There is increasing experimental evidence to support the concept of free radical damage to cellular constituents. In general, an increase in free radical generation would lead to alterations of biochemical and biophysical properties of cells. The process of free radical generation may also be important in the pathological manifestations of aging and alcoholism. The overall objective of this project is to investigate the involvement of free radicals in brain membrane deterioration, and to examine whether alcohol- enhanced free radical formation will affect the aging process. Specifically, experiments will be designed to (1) test the hypothesis that free radicals play and important role in the aging process, and that ethanol accelerates aging process through potentiation or enhancement of the lipid peroxidation process; (2) evaluate specific membrane-dependent processes with respect to aging and chronic ethanol administration; (3) study the body protective system in brain against the toxic effects of free radical attack and (4) evaluate the importance of dietary antioxidants, such as vitamins E and C, in providing protection against the peroxidative damage resulted from alcohol ingestion. For experiments described in this project, we will continue to use C57BL/6NNIA mice as the animal model. The spin trapping technique will be employed to detect free radical formation in both in vitro and in vivo systems. In addition, the activity of enzymes involved in metabolism of the peroxidation process in brain, such as supreoxide dismutase, catalase, and glutathione peroxidase will also be investigated. Since many neuronal membrane processes are known to depend on the microenvironment of membrane lipids for proper functioning, we will specifically examine the effects of age and alcohol and (Na+, K+)-ATPase activity, enzyme its kinetics, phosphorylated intermediates and ouabain binding properties in mouse synaptic plasma membranes. In addition, other membrane-bound enzymes which are important in modulating membrane lipids will be examined and tested for their sensitivity to the radical formation. It is anticipated that through this systematic investigation, new information may be obtained regarding the mechanism of membrane deterioration due to age and/or alcohol intake, and the effectiveness of dietary supplement of vitamin E and vitamin C on alleviating some of the changes due to aging and/or alcohol abuse.

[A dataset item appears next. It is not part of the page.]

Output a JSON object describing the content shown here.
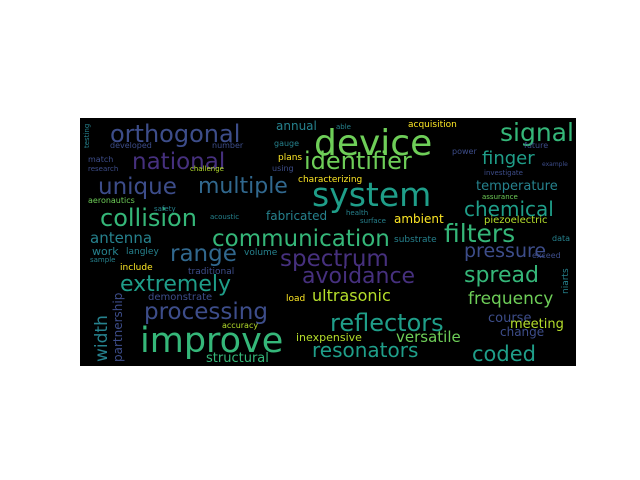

There is a general consensus that free radical generation leads to alterations of biochemical and biophysical properties of cell membranes and in turn, these changes may lead to pathological manifestations in aging and in degenerative diseases. Recent data from our laboratory has indicated that pro-oxidant agents may be involved in the pathogenesis of neurodegenerative diseases and that ethanol may potentiate these processes through participating in the free radical reaction. The overall objective of this project is to evaluate the hypothesis that the accelerated aging process and loss of neuronal function associated with alcohol drinking is related to the enhancement of free radical reaction by ethanol. Since activation of the glutamate receptor has been shown to cause global dementia and severe memory impairment similar to that in aging, we will use glutamate and other pro-oxidants (such as chelated iron and H2O2) as experimental tools to examine the effects of ethanol on the neurodegenerative processes. The specific aims of this proposal are: (1) to test the hypothesis that ethanol potentiates the free radical mechanism of neurodegenerative process; (2) to investigate the involvement of oxidative insults on the aging process, and to examine how alcohol affects aging through participation in the free radical reactions and (3) to investigate possible dietary and drug interventions against the alcohol-related damage as caused by glutamate and other pro-oxidant stressors. The effects of ethanol on pro-oxidant-induced cell death and tissue damage will be examined in PC-12 cells and in C57BI/6NNIA mice, respectively. Oxidative damage will be assessed by determining cell viability, formation of thiobarbituric acid reactive substances (TBARS), lactic acid dehydrogenase (LDH) release, membrane lipid composition and activity of membrane enzymes and uptake processes (e.g. Na-pump, catecholamine uptake, etc). In addition, the ability of antioxidants (such as vitamins E and C), and drugs (Ca2+-blockers, salicylate) to protect against oxidative damage elicited by ethanol will also be investigated. It is anticipated that through this investigation, important information on the mechanism of membrane deterioration in the brain due to aging and/or alcohol intake may be obtained and preventive measures for protecting against these changes may be proposed.